NeuroMetrix Inc. took a big step forward during the second quarter, slashing its net loss by nearly 64 percent even as revenues dipped 17 percent.
The Waltham, Mass.-based nerve testing equipment maker posted $6.8 million in sales for the three months ended June 30, compared with $8.1 million during the same period last year.
Net losses went from $5.8 million during the year-ago quarter to $4.8 million during the second quarter of 2009, a 63.5 percent reduction in red ink.
President and CEO Shai Gozani chalked the revenue decline up to ongoing concerns about reimbursement for its NC-stat system, a thorough housecleaning that reduced its sales staff by 40 percent last year, ahead of a damaging, $3.7 million settlement of kickback and Medicare fraud charges (to which the company admitted no guilt) and reduced capital expenditures by hospitals and other healthcare providers.
Despite the cap-ex slump, sales of its equipment increased to 10 percent of total revenues, compared with 6 percent during the 2008 second quarter. Sales of the consumables used with the NeuroMetrix devices went from 94 percent of total revenues during the second quarter last year to 90 percent during the same period this year.
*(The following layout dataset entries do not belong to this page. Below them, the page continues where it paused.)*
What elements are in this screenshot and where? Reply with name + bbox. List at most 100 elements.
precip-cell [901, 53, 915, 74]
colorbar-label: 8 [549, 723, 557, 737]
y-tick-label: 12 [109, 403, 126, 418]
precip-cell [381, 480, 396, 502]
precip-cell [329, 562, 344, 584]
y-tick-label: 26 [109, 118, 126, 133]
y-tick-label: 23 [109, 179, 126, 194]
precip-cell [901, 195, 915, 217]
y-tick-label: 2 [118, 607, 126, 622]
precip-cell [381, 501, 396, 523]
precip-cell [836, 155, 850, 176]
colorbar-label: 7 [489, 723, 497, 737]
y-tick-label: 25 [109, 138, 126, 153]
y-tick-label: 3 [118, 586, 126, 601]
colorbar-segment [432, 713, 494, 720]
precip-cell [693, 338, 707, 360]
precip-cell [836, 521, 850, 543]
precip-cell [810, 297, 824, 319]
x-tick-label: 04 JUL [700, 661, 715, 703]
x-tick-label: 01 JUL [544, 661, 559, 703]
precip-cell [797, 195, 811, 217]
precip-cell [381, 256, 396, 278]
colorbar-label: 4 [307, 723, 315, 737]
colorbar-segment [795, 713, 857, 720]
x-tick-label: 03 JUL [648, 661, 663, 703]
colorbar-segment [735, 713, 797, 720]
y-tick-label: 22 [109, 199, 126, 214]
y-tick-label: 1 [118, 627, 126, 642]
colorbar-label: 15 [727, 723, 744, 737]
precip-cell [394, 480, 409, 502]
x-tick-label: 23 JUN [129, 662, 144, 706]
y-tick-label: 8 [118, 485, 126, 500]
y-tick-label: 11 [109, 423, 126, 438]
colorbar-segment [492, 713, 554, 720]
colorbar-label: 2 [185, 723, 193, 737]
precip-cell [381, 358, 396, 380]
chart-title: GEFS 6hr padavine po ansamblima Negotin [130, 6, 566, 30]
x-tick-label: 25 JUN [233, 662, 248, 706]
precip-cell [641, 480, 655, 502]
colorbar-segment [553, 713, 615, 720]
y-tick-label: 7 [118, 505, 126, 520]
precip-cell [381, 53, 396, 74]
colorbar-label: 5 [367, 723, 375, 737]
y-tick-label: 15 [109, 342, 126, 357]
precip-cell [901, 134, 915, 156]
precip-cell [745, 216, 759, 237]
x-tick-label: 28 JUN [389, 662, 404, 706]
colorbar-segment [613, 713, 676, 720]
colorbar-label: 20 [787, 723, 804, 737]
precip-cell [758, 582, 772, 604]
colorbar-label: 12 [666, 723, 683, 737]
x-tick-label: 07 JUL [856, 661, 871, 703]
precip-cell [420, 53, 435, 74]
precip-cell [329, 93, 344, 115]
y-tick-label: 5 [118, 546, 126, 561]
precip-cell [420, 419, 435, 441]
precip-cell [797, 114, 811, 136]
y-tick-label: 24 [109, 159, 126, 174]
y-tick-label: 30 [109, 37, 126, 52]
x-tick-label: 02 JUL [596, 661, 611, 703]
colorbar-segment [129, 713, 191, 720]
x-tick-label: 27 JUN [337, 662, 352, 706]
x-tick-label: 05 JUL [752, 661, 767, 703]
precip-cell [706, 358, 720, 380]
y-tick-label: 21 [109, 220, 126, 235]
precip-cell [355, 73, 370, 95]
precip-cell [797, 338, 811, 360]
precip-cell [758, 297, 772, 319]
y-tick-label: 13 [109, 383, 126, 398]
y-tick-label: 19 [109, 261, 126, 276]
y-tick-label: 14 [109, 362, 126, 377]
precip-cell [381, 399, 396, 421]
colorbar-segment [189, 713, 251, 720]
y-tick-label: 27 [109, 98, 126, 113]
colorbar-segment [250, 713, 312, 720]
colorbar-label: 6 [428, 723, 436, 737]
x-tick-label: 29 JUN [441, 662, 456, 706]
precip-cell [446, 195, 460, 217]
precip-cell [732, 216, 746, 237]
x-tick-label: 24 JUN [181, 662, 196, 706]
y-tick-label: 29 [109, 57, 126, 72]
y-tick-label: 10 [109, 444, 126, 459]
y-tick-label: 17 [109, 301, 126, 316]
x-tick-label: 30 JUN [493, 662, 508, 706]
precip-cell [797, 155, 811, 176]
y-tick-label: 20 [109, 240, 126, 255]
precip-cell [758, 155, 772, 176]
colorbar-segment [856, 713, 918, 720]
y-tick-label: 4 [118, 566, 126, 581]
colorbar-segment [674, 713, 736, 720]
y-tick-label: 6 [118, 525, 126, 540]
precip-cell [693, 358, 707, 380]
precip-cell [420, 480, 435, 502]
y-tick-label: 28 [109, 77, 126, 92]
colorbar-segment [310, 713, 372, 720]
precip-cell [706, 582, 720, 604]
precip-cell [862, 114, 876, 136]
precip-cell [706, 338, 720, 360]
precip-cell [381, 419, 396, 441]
The net-loss reduction stemmed partly from not having to issue a write-down related to the acquisition of former joint venture partner Cyberkinetics Neurotechnology Systems Inc., which hit the NeuroMetrix bottom line to the tune of $1.4 million during the second quarter of 2008.
And while research and development costs rose as a pecentage of total revenues, other expense declines combined into a nearly 11 percent reduction in total operating expenses. During the just-completed quarter, operating expenses were $6.7 million, compared with $8.9 million during Q2 2008.